Maybe once the restaurant opened I'd have time to go over there and actually say hello.
CHAPTER THREE
Jackson
"Staring at Beatrix again?" I asked.
Finn nearly jumped out of his skin. "Fucker, aren't you wearing clogs?" he demanded. "How'd you sneak up on me like that?"
I suppressed a laugh. Finn didn't like when people laughed at him. Which was fucked up because I pretty much laughed at anything. "I didn't sneak," I said instead. "You were just too wrapped up in staring at your baker."
"The hell you talking about?" he scoffed. But he backed away from the window anyway.

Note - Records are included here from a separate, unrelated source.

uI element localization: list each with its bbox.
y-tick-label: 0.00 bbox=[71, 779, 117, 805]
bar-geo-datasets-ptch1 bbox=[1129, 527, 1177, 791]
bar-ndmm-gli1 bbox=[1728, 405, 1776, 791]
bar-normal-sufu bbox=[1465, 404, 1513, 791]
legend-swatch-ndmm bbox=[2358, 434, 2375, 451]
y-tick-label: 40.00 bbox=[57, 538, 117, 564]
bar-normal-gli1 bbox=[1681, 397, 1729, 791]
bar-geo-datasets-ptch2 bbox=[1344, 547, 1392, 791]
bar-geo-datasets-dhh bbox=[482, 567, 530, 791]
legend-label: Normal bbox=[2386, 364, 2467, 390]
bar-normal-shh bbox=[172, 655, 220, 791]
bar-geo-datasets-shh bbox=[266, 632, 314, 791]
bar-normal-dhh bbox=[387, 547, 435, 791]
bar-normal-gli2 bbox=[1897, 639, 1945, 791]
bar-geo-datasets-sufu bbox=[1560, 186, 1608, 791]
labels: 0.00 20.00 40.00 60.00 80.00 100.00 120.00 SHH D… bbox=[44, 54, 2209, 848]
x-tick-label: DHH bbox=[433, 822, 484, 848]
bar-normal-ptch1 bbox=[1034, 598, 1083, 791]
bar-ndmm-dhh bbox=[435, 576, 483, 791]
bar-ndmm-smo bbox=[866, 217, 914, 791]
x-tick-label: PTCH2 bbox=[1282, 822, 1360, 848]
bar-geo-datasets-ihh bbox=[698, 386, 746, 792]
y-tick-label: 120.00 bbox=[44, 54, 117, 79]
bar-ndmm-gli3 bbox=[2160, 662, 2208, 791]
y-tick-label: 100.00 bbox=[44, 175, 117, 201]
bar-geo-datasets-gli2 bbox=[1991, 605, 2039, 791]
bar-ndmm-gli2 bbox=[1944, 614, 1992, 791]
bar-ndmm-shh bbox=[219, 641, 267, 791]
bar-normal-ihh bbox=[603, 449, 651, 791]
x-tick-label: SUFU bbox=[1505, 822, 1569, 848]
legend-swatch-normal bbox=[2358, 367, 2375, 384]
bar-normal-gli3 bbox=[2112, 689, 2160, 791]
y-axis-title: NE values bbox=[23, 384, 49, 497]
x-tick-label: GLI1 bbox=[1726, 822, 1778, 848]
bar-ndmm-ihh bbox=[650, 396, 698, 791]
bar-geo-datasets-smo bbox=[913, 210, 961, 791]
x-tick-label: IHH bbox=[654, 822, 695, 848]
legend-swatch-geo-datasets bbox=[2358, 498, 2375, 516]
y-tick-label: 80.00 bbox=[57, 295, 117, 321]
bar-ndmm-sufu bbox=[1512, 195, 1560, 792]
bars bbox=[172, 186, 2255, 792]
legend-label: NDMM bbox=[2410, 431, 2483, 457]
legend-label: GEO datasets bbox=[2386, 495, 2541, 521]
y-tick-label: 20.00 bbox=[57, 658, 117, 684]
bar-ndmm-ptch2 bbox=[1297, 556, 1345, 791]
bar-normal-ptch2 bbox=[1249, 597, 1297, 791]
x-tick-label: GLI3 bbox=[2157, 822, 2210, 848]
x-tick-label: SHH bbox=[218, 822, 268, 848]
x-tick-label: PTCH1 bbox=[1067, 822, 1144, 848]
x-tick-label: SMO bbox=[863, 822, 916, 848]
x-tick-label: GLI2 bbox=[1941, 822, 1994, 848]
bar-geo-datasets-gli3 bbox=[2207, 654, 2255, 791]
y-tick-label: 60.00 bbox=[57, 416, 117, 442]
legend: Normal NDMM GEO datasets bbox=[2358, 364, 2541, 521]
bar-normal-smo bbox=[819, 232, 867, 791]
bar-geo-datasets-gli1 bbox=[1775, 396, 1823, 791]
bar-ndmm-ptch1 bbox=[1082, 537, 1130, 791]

"Hey, I don't blame you," I told him, going to the window myself. I couldn't see into her shop from this angle, but I knew she was there because her beat up Taurus was parked in the alleyway, its rear end covered in bumper stickers. I liked how she wore her ideals out in the open like that. Like she wanted to waste no time in letting the world know who she was. "Beatrix is a cutie."
Finn had been leaning up against the window pane, smudging his face against the glass, which made me wrinkle my nose and look around for the glass cleaner. But when I said that, he launched upright. "How do you know her name?" he asked.
I licked my lips. There was no way I was answering that question. "I have my ways."